Die ersten vier Jahre wurden durch den Verfall der Reichswährung in einer Inflation ohne Beispiel bestimmt. Im Januar 1923 wurde der Dollar noch mit 18.000 Mark notiert, Banknoten über eine Million Mark waren aber schon zum Zahlungsmittel geworden. Bis zum 25. Oktober 1923 war der Kurs der Mark neu auf 40 Milliarden Mark für einen Dollar gestiegen. Am 15. November 1923 endete der Spuk.
Finanzpolitisch und volkswirtschaftlich gesehen gelang der Regierung Stresemann während ihres kurzen Bestehens mit Hilfe von Schacht als Reichswährungskommissar und Luther als Reichsfinanzminister die Durchsetzung einer neuen, stabilisierten Währung. Nach zehn Jahren Weltkrieg, Bürgerkrieg und Verfall war ein neuer Anfang gesetzt. Aber wer nicht über Sachwerte verfügte, war verarmt und mittellos. Das gesamte Geldkapital wurde ausgelöscht, denn für eine Billion – 1.000 Milliarden Papiermark gab es nur eine Rentenmarke. Auch das Kapital der meisten vor der Inflation gut finanzierten Firmen war durch die Geldentwertung radikal zusammengeschmolzen. Jahrelang schwand das Umlaufvermögen dahin, weil zu lange mit wertvollen Devisen eingekauft und zu Papiermark verkauft werden musste. Der gewaltige Geldstrom aus rasch ansteigender Auslandsverschuldung vernebelte zunächst die Wirklichkeit. Es schien dann ein kurzes Zwischenhoch zu geben, aber es gelang dem demokratisch-parlamentarischen System der Weimarer Republik nicht, eine Regierung auf die Beine zu stellen, die die soziale, finanzielle und wirtschaftliche Lage in den Griff bekam.
Da der Reichstag lebensfähige, d.h. effiziente Regierungen nicht zustande brachte, berief Reichspräsident Hindenburg am 29. März 1930 das erste Präsidial-Kabinett. Brüning versuchte, die Inflation durch Deflation abzulösen, aber das hieß letztlich, den Teufel durch Beelzebub austreiben. 1932 war fast ein Drittel der arbeitenden Bevölkerung arbeitslos, das Einkommen der Arbeiter war von 23,9 Milliarden RM im Jahre 1929 auf 11 Milliarden 1932 gesunken.
Nach der Steuerstatistik verdienten von rund 31 Millionen sogenannten Einkommensbeziehern 69,2 Prozent unter 1.200 Mark im Jahr, 21,7 Prozent zwischen 1.200 und 3.000 Mark pro Jahr und nur 7,1 Prozent darüber. Auf zehn Beschäftigte entfielen 4,3 Arbeitslose.

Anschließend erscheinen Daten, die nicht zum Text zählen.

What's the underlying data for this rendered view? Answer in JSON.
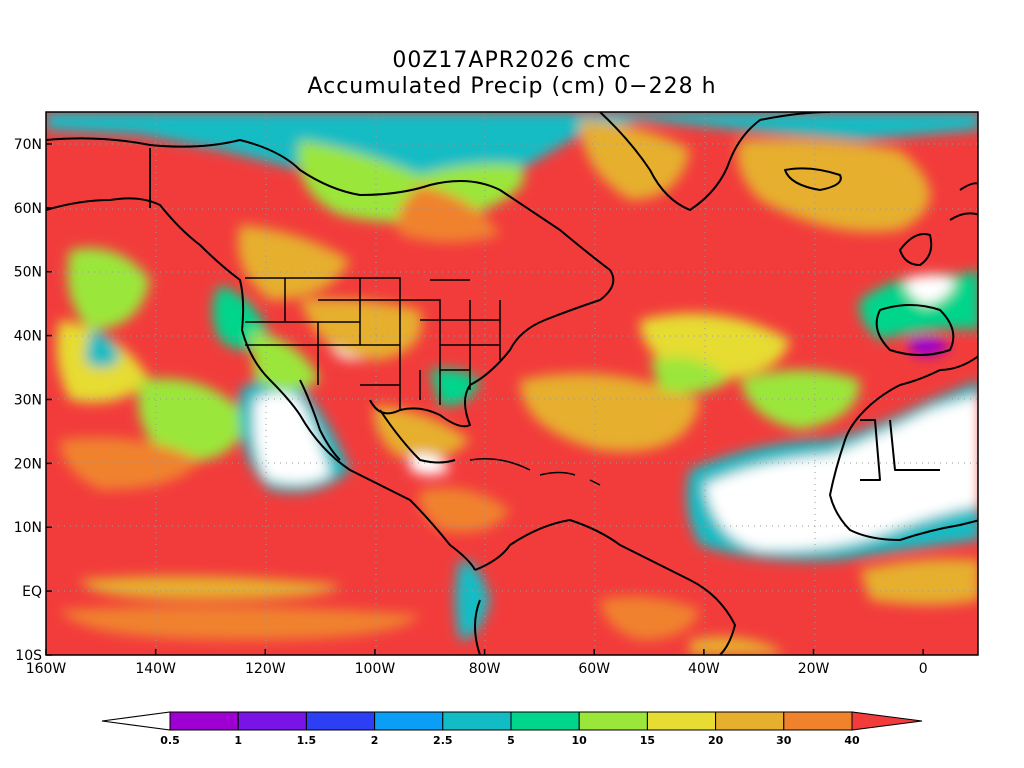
{
  "title": "00Z17APR2026 cmc",
  "subtitle": "Accumulated Precip (cm) 0−228 h",
  "map": {
    "x_ticks": [
      "160W",
      "140W",
      "120W",
      "100W",
      "80W",
      "60W",
      "40W",
      "20W",
      "0"
    ],
    "y_ticks": [
      "70N",
      "60N",
      "50N",
      "40N",
      "30N",
      "20N",
      "10N",
      "EQ",
      "10S"
    ],
    "x_values": [
      -160,
      -140,
      -120,
      -100,
      -80,
      -60,
      -40,
      -20,
      0
    ],
    "y_values": [
      70,
      60,
      50,
      40,
      30,
      20,
      10,
      0,
      -10
    ],
    "lon_range": [
      -160,
      10
    ],
    "lat_range": [
      -10,
      75
    ],
    "grid": true,
    "regions": {
      "background": "#f23c3c",
      "polar_cap": "#12bcc4",
      "east_pacific_dry": "#ffffff",
      "saharan_dry": "#ffffff",
      "atlantic_dry": "#ffffff"
    }
  },
  "colorbar": {
    "labels": [
      "0.5",
      "1",
      "1.5",
      "2",
      "2.5",
      "5",
      "10",
      "15",
      "20",
      "30",
      "40"
    ],
    "colors": [
      "#ffffff",
      "#9d00d0",
      "#7a14e6",
      "#2d3ff5",
      "#0a9ef7",
      "#12bcc4",
      "#00d58c",
      "#9be63a",
      "#e6dc32",
      "#e6af2d",
      "#f0822d",
      "#f23c3c"
    ]
  }
}
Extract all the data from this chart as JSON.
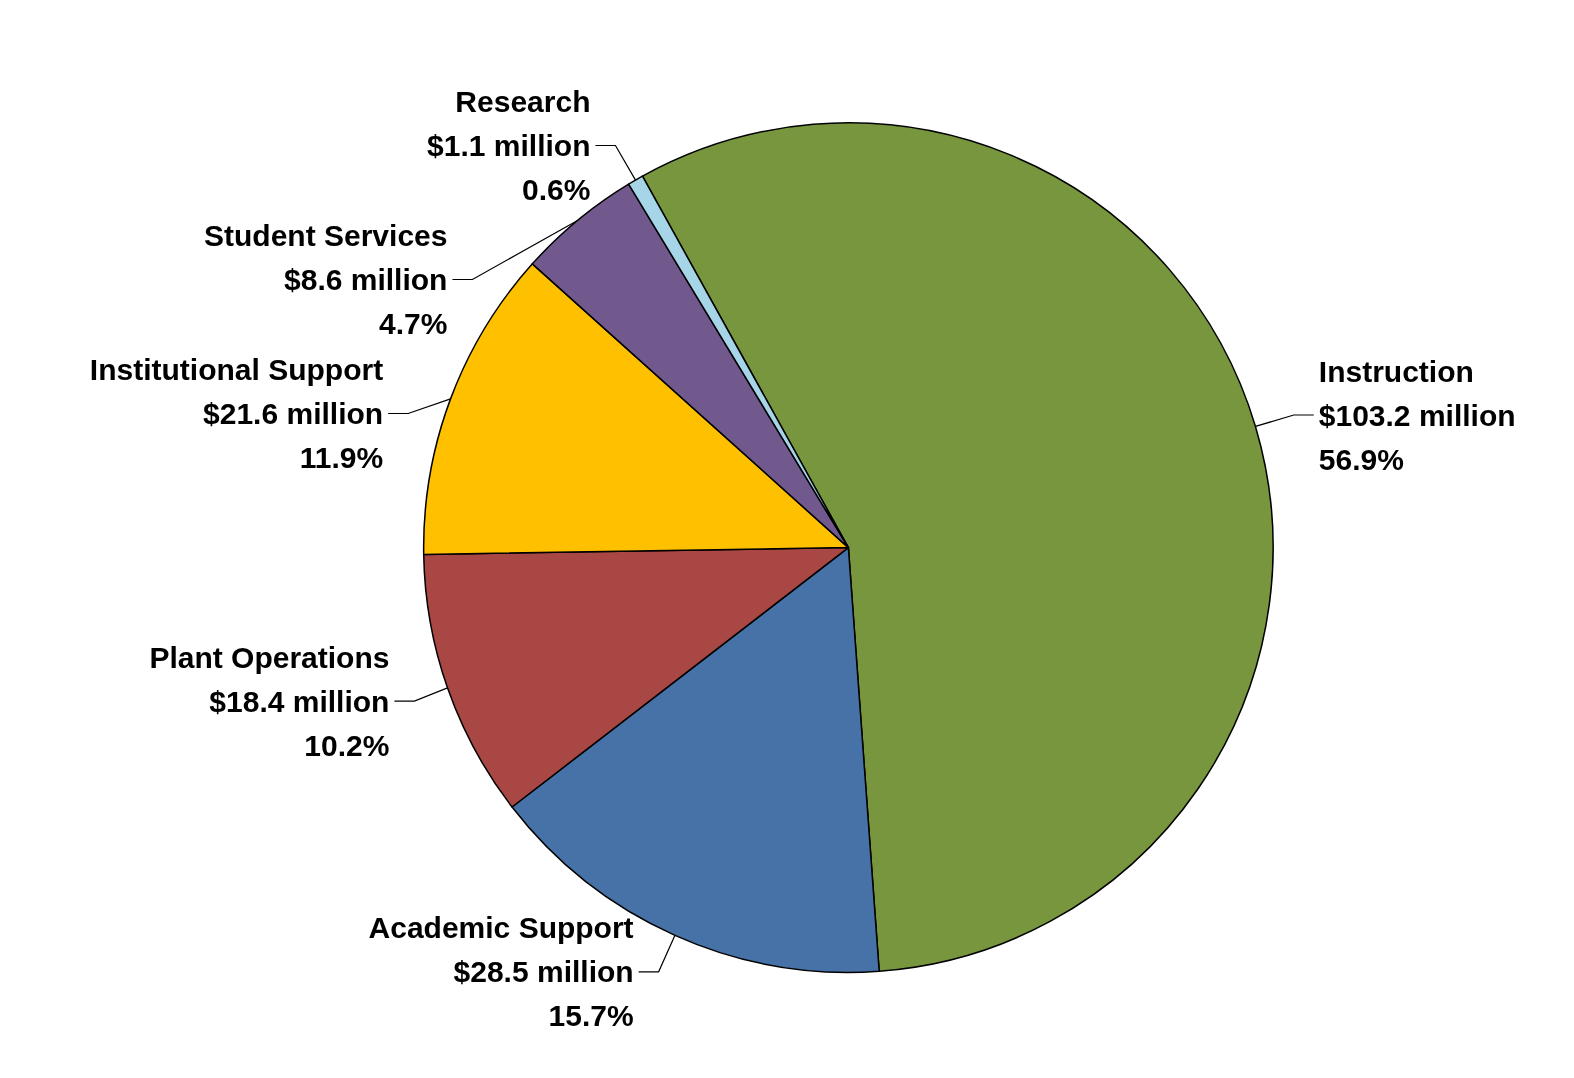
{
  "chart_data": {
    "type": "pie",
    "categories": [
      "Instruction",
      "Academic Support",
      "Plant Operations",
      "Institutional Support",
      "Student Services",
      "Research"
    ],
    "values": [
      56.9,
      15.7,
      10.2,
      11.9,
      4.7,
      0.6
    ],
    "value_labels": [
      "$103.2 million\n56.9%",
      "$28.5 million\n15.7%",
      "$18.4 million\n10.2%",
      "$21.6 million\n11.9%",
      "$8.6 million\n4.7%",
      "$1.1 million\n0.6%"
    ],
    "colors": [
      "#77963d",
      "#4672a8",
      "#a94744",
      "#ffc000",
      "#71598e",
      "#a5d5e6"
    ],
    "legend": false
  }
}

Als am 30 . Januar 1933 Reichspräsident Hindenburg Herrn Hitler mit der Bildung einer neuen Reichsregierung beauftragte, war ein unvorstellbarer Tiefpunkt der wirtschaftlichen und sozialen Lage erreicht. Von insgesamt 18 Millionen “vorhandenen” Arbeitern und Angestellten gingen nur ca. 12 Millionen einer Beschäftigung nach. Von den ca. 6 Millionen Arbeitslosen war über ein Drittel aus der Arbeitslosenversicherung und Krisenfürsorge ausgesteuert; sie erhielten als “Wohlfahrtserwerbslose” im Durchschnitt nur 55 RM pro Monat Unterstützung.
Die Vergütung der bessergestellten Arbeitslosen lag etwa 15 bis 20 RM im Monat höher. Trotzdem mussten 1932 für die Arbeitslosen insgesamt 4 Milliarden RM aufgewandt werden. Das waren 16 Prozent der Summe aller Löhne und Gehälter, 9 Prozent des gesamten Volkseinkommens und 57 Prozent der gesamten jährlichen Einnahmen von Reich und Ländern. Das “Einkommen je Kopf der Bevölkerung” war von 1.929 mit 1.187 RM bis 1932 auf 627 RM zurückgegangen.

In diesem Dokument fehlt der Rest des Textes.